Get Me Through

Friday, October 28, 2005

Rationality

The single greatest thing keeping me from being a Christian is the fact that I don't believe my rational side can participate, and I don't want to be the kind of believer who is purely emotional.

I re-read C.S. Lewis's The Last Battle this week. Every time I read this book, it changes me. This time, the part that hit home was the part about the dwarves who "wouldn't be taken in again." There they are in a beautiful world surrounded by wonderful things to eat and fabulous joys, but all they can see is the stable they used to be locked inside. All they can taste is trough water. They aren't shut out of the real Narnia, but they can't ever enjoy it because they never realize that they are part of it.

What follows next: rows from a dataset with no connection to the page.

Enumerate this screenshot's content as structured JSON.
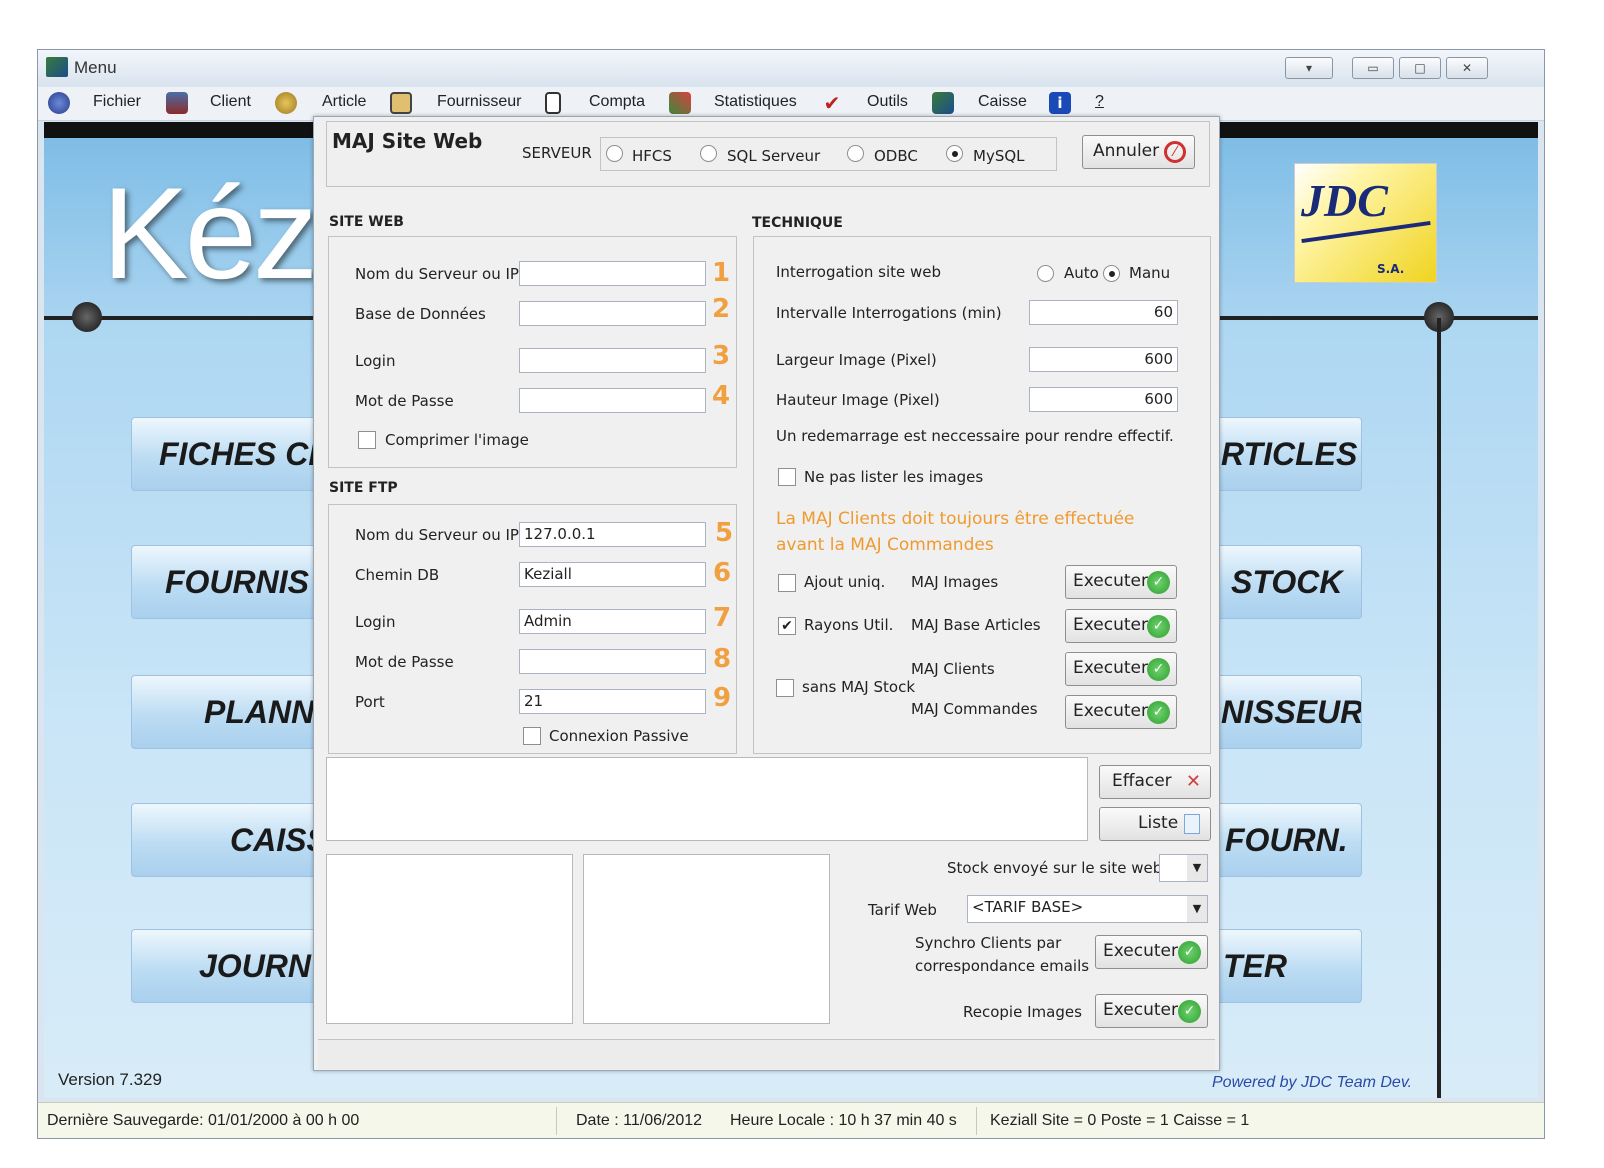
{
  "window": {
    "title": "Menu"
  },
  "menu": [
    {
      "label": "Fichier"
    },
    {
      "label": "Client"
    },
    {
      "label": "Article"
    },
    {
      "label": "Fournisseur"
    },
    {
      "label": "Compta"
    },
    {
      "label": "Statistiques"
    },
    {
      "label": "Outils"
    },
    {
      "label": "Caisse"
    },
    {
      "label": "?"
    }
  ],
  "background": {
    "logo_text": "Kéz",
    "buttons_left": [
      "FICHES CL",
      "FOURNIS",
      "PLANNI",
      "CAISS",
      "JOURN"
    ],
    "buttons_right": [
      "RTICLES",
      "STOCK",
      "NISSEUR",
      "FOURN.",
      "TER"
    ],
    "jdc_logo": "JDC",
    "jdc_sub": "S.A.",
    "version": "Version 7.329",
    "powered": "Powered by JDC Team Dev."
  },
  "statusbar": {
    "backup": "Dernière Sauvegarde: 01/01/2000 à 00 h 00",
    "date": "Date : 11/06/2012",
    "time": "Heure Locale : 10 h 37 min 40 s",
    "site": "Keziall  Site = 0  Poste = 1  Caisse = 1"
  },
  "dialog": {
    "title": "MAJ Site Web",
    "server_label": "SERVEUR",
    "server_options": [
      "HFCS",
      "SQL Serveur",
      "ODBC",
      "MySQL"
    ],
    "server_selected": "MySQL",
    "cancel": "Annuler",
    "siteweb": {
      "heading": "SITE WEB",
      "fields": [
        {
          "label": "Nom du Serveur ou IP",
          "value": "",
          "num": "1"
        },
        {
          "label": "Base de Données",
          "value": "",
          "num": "2"
        },
        {
          "label": "Login",
          "value": "",
          "num": "3"
        },
        {
          "label": "Mot de Passe",
          "value": "",
          "num": "4"
        }
      ],
      "compress": "Comprimer l'image"
    },
    "siteftp": {
      "heading": "SITE FTP",
      "fields": [
        {
          "label": "Nom du Serveur ou IP",
          "value": "127.0.0.1",
          "num": "5"
        },
        {
          "label": "Chemin DB",
          "value": "Keziall",
          "num": "6"
        },
        {
          "label": "Login",
          "value": "Admin",
          "num": "7"
        },
        {
          "label": "Mot de Passe",
          "value": "",
          "num": "8"
        },
        {
          "label": "Port",
          "value": "21",
          "num": "9"
        }
      ],
      "passive": "Connexion Passive"
    },
    "technique": {
      "heading": "TECHNIQUE",
      "interrogation": "Interrogation site web",
      "auto": "Auto",
      "manu": "Manu",
      "intervalle_label": "Intervalle Interrogations (min)",
      "intervalle": "60",
      "largeur_label": "Largeur Image (Pixel)",
      "largeur": "600",
      "hauteur_label": "Hauteur Image (Pixel)",
      "hauteur": "600",
      "restart_note": "Un redemarrage est neccessaire pour rendre effectif.",
      "no_list_images": "Ne pas lister les images",
      "warning": "La MAJ Clients doit toujours être effectuée avant la MAJ Commandes",
      "ajout": "Ajout uniq.",
      "rayons": "Rayons Util.",
      "sans_stock": "sans MAJ Stock",
      "maj_images": "MAJ Images",
      "maj_base": "MAJ Base Articles",
      "maj_clients": "MAJ Clients",
      "maj_commandes": "MAJ Commandes",
      "execute": "Executer"
    },
    "effacer": "Effacer",
    "liste": "Liste",
    "stock_label": "Stock envoyé sur le site web",
    "tarif_label": "Tarif Web",
    "tarif_value": "<TARIF BASE>",
    "synchro_label1": "Synchro Clients par",
    "synchro_label2": "correspondance emails",
    "recopie_label": "Recopie Images",
    "execute": "Executer"
  }
}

It's time to face the facts: I am probably like the dwarves in this story. I am so afraid of falling on my face again that I choose not to run.

When I went to college, I went with the idea that I was going to kill myself. I cut all ties with people back home. I didn't even call my mother. I made up my mind that I was not going to make any new friends. I had a mission.

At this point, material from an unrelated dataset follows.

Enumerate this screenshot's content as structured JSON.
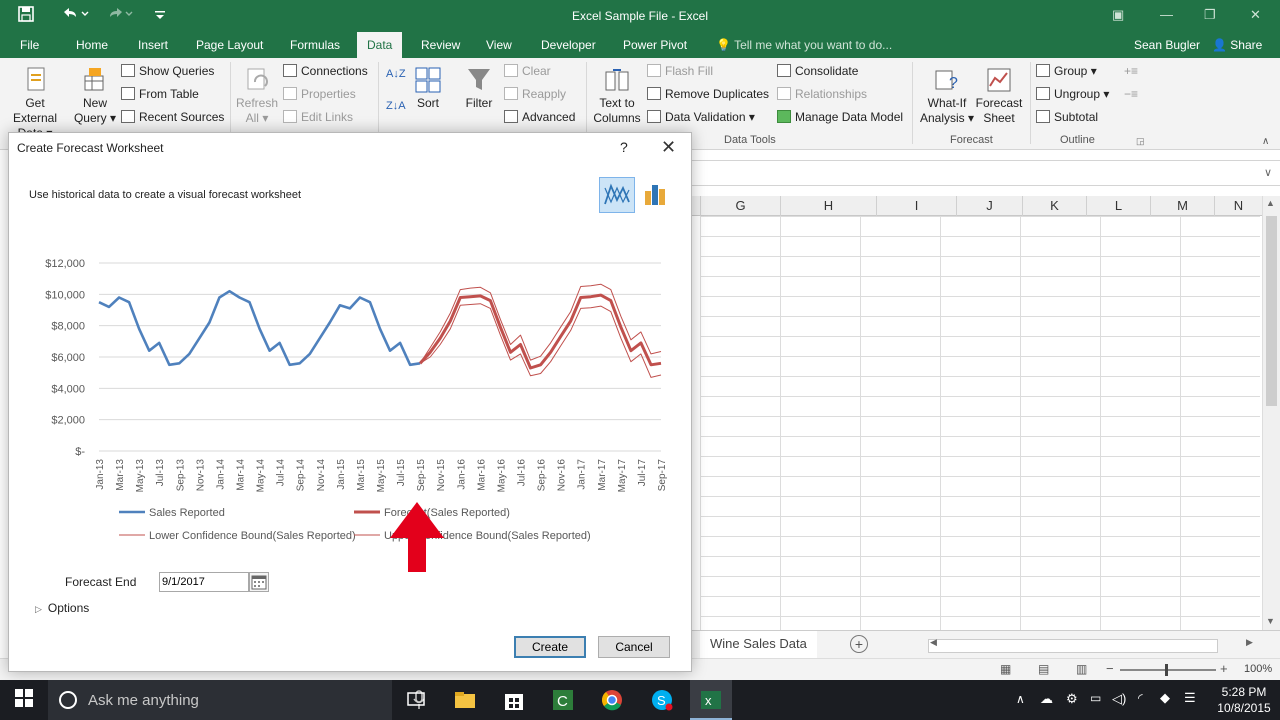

But of course, that isn't how things went down. I made friends. Even now, I feel like there are two stories happening here. The first is like this: I went away and was determined not to be the loser without any friends any more, so I did everything in my power (hung out in the dorm lounge, provided homemade cookies to all the guys on my floor, walked around offering candy to people and introducing myself) to make friends. At the same time, in the back of my mind, I had this big plan for how to leave the world without hurting anybody. Even now, it is such a broken thought process that I have trouble explaining it. I have difficulty telling which was the real me.

So when one of my friends told me that all I had to do was give it all to God, I lept on the plan. I went to counseling, and I threw my necklace in the lake, and I went to Vespers and church and chapel and Bible study. I became Super Christian. I drew up encouraging note cards and left them in people's POs. I chatted with people who were lonely and sad. I helped set up the sancuary at the church I was going to.

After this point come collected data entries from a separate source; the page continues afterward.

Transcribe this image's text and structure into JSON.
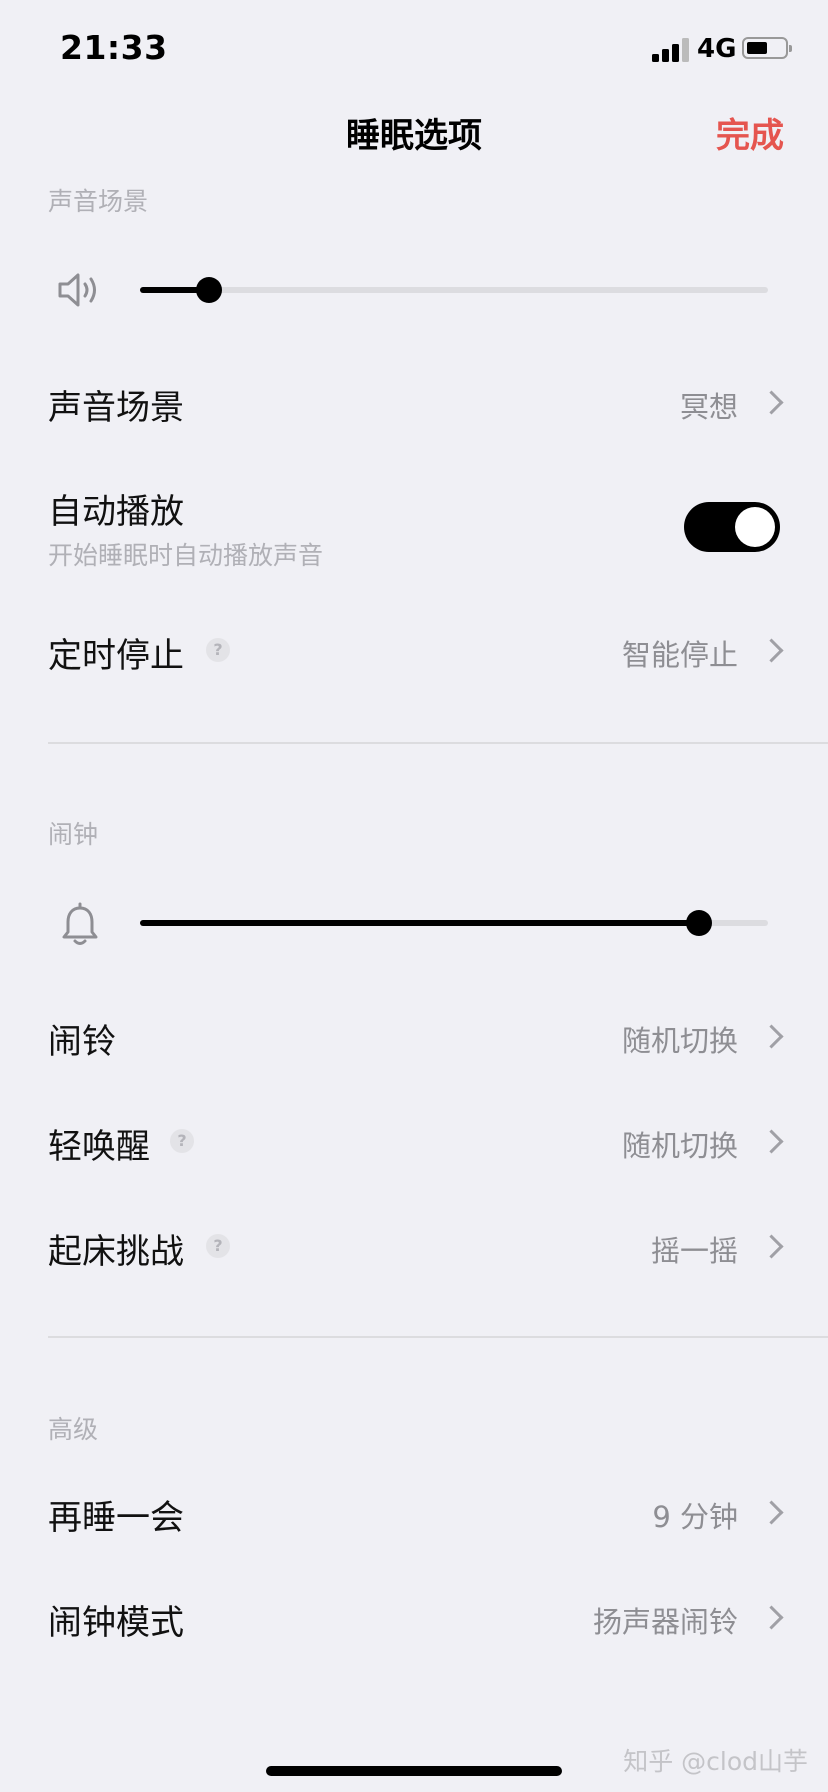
{
  "status_bar": {
    "time": "21:33",
    "network": "4G"
  },
  "nav": {
    "title": "睡眠选项",
    "done_label": "完成"
  },
  "sound_section": {
    "header": "声音场景",
    "volume_level": 0.11,
    "rows": [
      {
        "label": "声音场景",
        "value": "冥想"
      },
      {
        "label": "自动播放",
        "subtitle": "开始睡眠时自动播放声音",
        "toggle_on": true
      },
      {
        "label": "定时停止",
        "help": "?",
        "value": "智能停止"
      }
    ]
  },
  "alarm_section": {
    "header": "闹钟",
    "volume_level": 0.89,
    "rows": [
      {
        "label": "闹铃",
        "value": "随机切换"
      },
      {
        "label": "轻唤醒",
        "help": "?",
        "value": "随机切换"
      },
      {
        "label": "起床挑战",
        "help": "?",
        "value": "摇一摇"
      }
    ]
  },
  "advanced_section": {
    "header": "高级",
    "rows": [
      {
        "label": "再睡一会",
        "value": "9 分钟"
      },
      {
        "label": "闹钟模式",
        "value": "扬声器闹铃"
      }
    ]
  },
  "watermark": "知乎 @clod山芋",
  "colors": {
    "accent": "#e5554f",
    "background": "#f0f0f5",
    "secondary_text": "#8e8e93"
  }
}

And you know what? The next year, a friend I had been praying for asked me how I knew that God was real, and I had no answer. This prompted a complete turn around on my part. I stopped going to church; I stopped going to chapel; I quit talking to God.

I have since come to believe that faith (and life, but for the purposes of this blog, faith) is sort of like a pendulum. There are two poles: Complete belief and complete doubt. Somewhere in the middle is the ideal of faith. Our lives are spent swinging between the two poles. This is normal and neccessary because without experiencing extremes, we can never balance ourselves out. This is not an excuse to live in the extremes, of course, but it is a way to recognize them as natural parts of our growth and move past them.

I understand that God saved me from more than just my sin. He saved me from making the biggest mistake of my life. Sometimes, I have trouble choosing a path, though, and end up like the dwarves of Narnia. I feel as though I am trapped by my doubt. At the same time, complete emotional belief is not the faith I want. If that is what is required, then I fear that I will never know true salvation. I cannot fall head over heels into a system without room for questions again.